When he shuts the TARDIS doors between them, he promises himself he will never go back.

9

He does.

He means to ask her, will you come back with me?, even though he knows he has no right, even though he knows he is opening his arms wide for the unimagineable suffering that will come when she is killed at his side on some planet thousands of years in the future. He parks the TARDIS haphazardly in her garden and notes off in the corner of his mind that he may have destroyed her shed again; but that doesn't matter, because there she is, in the same clothes he left her in not an hour ago, her hair glorious in the morning light, standing in a patch of weeds and watching a dejected Rory walk off the property (he notes off in the corner of his mind that he may have destroyed her marriage again). He knows she's heard him land, but she doesn't turn around. It's probably been at least six hours for her. He imagines tear trails streaking her face and anger in her eyes. He imagines getting down on his knees.
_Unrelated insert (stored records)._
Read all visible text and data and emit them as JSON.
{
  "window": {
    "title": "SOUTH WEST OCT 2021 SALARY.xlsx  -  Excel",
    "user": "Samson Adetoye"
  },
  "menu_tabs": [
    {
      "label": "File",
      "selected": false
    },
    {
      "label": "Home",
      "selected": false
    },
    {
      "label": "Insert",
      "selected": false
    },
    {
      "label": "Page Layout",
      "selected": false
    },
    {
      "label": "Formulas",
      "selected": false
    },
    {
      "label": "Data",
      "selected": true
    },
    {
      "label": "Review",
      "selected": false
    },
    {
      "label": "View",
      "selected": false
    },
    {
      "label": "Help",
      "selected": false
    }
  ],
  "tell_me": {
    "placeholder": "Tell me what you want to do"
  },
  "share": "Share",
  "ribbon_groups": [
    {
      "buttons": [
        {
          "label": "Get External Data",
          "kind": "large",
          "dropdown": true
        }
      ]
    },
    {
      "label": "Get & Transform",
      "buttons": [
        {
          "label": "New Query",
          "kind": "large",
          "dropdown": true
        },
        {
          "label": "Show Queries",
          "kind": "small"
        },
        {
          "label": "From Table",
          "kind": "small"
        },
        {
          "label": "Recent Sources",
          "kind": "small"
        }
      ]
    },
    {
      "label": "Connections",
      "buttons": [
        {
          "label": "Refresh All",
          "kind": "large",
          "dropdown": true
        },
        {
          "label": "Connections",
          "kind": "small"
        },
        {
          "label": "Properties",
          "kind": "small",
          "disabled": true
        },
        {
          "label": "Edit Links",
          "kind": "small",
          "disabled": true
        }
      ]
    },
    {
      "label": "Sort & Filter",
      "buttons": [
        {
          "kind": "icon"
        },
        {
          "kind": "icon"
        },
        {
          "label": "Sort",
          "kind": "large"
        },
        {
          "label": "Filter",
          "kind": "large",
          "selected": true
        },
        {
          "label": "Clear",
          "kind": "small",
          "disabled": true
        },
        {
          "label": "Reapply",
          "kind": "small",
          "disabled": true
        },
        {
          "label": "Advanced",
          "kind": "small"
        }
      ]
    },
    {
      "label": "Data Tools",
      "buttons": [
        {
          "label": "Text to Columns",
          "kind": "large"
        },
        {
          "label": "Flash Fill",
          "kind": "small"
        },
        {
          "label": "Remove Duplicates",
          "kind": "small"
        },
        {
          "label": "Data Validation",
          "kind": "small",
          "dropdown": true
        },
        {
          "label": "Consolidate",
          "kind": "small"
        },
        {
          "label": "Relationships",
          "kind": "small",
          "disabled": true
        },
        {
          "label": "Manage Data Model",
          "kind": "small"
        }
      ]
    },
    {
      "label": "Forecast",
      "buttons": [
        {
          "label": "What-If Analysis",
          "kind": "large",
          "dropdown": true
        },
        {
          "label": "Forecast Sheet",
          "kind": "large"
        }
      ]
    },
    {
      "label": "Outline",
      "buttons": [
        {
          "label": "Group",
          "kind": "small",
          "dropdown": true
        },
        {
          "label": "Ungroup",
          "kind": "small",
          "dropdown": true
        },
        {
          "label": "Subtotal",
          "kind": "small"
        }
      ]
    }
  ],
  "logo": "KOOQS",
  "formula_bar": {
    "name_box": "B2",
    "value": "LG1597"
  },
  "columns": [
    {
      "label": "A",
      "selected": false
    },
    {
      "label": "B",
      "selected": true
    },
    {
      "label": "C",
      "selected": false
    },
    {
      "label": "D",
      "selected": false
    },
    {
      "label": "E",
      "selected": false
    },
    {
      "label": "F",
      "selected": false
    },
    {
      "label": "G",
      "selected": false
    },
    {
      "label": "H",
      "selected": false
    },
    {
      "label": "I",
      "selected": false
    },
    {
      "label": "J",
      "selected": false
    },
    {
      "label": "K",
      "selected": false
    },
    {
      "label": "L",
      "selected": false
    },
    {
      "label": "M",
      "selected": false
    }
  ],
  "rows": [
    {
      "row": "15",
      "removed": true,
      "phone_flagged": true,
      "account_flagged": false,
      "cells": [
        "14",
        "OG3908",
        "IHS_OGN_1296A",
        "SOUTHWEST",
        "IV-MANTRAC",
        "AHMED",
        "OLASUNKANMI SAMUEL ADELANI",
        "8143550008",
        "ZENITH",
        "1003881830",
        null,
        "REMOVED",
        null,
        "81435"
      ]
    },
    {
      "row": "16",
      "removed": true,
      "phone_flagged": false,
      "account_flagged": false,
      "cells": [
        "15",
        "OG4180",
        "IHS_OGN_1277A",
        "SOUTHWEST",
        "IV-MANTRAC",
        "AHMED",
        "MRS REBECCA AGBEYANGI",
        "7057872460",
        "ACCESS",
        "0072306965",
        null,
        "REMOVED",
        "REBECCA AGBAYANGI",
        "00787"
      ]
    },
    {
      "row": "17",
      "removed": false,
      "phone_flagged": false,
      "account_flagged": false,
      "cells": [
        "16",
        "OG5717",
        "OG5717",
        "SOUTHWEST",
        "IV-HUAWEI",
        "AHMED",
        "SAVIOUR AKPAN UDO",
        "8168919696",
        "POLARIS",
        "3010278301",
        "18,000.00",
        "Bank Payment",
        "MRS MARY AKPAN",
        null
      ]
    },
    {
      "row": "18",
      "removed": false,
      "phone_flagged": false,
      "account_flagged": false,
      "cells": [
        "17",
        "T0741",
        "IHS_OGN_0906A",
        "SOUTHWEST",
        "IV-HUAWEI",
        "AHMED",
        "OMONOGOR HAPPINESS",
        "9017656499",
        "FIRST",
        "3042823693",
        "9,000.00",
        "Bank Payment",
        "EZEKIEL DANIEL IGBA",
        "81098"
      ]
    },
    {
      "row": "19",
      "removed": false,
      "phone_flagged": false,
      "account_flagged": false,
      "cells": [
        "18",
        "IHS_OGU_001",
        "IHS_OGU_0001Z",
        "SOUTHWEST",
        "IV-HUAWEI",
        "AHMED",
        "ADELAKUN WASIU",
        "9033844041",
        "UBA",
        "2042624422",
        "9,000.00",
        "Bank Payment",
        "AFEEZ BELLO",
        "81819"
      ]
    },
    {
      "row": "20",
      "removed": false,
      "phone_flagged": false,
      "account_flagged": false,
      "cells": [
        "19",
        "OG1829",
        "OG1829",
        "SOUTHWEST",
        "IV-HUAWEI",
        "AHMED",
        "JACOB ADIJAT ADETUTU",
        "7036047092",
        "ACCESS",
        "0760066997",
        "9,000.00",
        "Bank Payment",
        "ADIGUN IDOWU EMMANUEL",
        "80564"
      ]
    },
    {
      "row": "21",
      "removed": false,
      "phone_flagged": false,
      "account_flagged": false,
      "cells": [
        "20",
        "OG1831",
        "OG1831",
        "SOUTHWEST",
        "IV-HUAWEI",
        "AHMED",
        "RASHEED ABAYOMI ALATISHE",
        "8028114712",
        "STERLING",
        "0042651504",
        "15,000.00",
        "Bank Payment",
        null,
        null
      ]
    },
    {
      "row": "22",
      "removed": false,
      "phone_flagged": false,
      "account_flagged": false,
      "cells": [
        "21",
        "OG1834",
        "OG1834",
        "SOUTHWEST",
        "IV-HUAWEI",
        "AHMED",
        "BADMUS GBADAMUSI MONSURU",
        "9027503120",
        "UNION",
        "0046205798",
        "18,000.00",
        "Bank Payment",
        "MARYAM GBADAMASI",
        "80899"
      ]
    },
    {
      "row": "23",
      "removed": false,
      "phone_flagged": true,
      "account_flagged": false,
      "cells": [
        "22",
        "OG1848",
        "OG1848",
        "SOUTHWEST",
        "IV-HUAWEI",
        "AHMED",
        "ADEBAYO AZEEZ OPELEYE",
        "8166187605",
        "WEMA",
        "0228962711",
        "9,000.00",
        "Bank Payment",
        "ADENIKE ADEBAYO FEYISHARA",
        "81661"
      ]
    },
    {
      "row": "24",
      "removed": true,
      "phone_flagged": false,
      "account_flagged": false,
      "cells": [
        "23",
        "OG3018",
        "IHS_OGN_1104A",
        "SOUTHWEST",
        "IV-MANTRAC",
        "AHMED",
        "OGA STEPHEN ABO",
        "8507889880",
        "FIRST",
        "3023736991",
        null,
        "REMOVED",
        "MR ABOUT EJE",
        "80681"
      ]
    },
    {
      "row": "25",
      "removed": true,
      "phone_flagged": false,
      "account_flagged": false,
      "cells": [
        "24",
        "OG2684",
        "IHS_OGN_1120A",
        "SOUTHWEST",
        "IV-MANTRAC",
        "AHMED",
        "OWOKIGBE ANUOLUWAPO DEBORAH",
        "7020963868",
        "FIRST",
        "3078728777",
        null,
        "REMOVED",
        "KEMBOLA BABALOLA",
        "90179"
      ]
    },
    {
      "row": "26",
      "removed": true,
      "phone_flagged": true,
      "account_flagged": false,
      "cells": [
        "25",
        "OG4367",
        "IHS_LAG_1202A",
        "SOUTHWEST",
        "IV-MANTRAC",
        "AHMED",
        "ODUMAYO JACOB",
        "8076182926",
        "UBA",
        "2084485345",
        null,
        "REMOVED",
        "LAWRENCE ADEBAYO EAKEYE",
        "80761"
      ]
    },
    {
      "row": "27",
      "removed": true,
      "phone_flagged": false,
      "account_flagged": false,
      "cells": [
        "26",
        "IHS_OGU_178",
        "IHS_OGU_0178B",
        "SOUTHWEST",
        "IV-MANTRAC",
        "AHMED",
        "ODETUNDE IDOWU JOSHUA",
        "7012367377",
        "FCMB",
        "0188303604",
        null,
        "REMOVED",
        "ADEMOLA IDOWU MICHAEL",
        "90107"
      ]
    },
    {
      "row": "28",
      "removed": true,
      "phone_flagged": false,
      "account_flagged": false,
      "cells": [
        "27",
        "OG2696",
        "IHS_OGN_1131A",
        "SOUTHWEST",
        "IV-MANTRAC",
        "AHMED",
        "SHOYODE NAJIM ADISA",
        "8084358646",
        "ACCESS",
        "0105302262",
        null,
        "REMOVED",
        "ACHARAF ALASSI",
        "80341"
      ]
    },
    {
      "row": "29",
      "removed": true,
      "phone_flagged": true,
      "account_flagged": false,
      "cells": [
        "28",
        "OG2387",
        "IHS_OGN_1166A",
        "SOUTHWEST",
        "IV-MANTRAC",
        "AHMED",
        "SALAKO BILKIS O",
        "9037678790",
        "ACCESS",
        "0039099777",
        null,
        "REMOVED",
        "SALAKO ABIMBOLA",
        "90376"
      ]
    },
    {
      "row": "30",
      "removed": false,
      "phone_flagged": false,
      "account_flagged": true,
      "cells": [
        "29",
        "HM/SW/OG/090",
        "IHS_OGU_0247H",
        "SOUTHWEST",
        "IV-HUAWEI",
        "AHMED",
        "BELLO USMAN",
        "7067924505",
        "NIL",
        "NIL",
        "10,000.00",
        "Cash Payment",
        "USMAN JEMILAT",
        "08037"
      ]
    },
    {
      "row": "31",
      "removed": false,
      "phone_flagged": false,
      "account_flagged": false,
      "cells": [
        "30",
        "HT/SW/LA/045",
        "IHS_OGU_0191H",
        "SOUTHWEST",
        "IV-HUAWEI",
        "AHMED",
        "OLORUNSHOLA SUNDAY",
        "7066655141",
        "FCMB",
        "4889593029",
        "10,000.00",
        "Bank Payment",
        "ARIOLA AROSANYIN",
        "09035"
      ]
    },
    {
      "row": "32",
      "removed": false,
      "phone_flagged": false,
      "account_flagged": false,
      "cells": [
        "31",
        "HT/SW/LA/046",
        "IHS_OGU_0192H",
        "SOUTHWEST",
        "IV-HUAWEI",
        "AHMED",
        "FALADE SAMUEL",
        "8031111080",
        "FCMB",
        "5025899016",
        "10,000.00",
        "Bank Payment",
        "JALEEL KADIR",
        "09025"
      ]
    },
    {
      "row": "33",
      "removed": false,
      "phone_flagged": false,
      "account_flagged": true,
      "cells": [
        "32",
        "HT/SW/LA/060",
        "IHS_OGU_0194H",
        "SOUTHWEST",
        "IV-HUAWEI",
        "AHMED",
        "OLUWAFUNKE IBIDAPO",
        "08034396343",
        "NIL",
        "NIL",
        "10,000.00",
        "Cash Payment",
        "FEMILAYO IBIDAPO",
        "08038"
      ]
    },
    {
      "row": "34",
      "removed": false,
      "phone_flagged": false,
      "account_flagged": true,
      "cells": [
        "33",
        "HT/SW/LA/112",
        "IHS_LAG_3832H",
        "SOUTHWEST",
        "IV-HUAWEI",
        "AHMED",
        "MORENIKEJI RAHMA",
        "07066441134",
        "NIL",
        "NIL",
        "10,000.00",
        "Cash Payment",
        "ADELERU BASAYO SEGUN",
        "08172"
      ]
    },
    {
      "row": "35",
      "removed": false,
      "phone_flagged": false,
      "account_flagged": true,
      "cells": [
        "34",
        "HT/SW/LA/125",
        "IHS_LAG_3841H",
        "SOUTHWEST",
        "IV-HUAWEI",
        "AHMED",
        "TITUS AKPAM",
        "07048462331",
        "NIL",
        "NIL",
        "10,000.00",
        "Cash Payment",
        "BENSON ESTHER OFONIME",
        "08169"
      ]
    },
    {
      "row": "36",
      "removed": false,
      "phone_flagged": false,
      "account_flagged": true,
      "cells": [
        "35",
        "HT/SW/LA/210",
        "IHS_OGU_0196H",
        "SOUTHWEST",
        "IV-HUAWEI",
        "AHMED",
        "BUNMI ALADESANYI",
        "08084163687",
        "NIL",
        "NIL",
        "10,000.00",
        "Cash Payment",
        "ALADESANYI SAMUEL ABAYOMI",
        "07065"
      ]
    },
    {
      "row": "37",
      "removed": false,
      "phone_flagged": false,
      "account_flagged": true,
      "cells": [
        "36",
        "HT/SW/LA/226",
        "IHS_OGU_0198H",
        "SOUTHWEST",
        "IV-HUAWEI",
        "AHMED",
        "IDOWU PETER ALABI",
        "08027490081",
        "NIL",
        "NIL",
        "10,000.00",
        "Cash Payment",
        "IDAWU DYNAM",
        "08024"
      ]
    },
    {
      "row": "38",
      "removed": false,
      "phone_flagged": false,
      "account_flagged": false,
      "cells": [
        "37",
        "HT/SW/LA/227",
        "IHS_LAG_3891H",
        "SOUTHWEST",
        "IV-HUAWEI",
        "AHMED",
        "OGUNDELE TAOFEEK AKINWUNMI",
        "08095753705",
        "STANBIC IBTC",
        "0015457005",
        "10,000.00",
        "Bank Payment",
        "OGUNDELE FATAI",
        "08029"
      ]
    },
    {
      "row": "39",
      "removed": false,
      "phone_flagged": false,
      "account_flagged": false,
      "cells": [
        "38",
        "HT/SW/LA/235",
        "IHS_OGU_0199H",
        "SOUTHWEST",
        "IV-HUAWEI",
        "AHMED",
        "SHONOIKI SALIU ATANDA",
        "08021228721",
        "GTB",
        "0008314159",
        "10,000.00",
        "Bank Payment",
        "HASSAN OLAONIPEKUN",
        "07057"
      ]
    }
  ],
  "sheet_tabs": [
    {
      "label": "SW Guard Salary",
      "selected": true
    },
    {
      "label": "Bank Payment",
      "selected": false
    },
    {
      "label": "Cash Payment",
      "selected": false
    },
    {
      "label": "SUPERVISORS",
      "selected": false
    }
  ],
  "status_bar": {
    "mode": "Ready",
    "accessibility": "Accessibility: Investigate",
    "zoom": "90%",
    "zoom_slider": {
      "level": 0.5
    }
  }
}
When he reaches her, she doesn't move, but he steps up behind her and wraps his arms around her waist like he has so many times, presses her against him, feels her body breathing in and out under his hands, closes his eyes and puts his face against her hair. Her arms reach up and entwine themselves in his. He kisses the side of her face, where her hair stops in little curls around her ear, and then opens his mouth to say something, to apologize, to ask her to come back, to ask her to speak.

What comes out of his mouth, in a hush of lips against skin, is, "You will marry me, won't you?"

Amy moves, and turns around in his arms, and the tear trails are beautiful on her shining face. Her eyes sparkle, and her lips smile, and she whispers, "Don't ask stupid questions," before kissing the Doctor into the TARDIS and closing the doors behind them.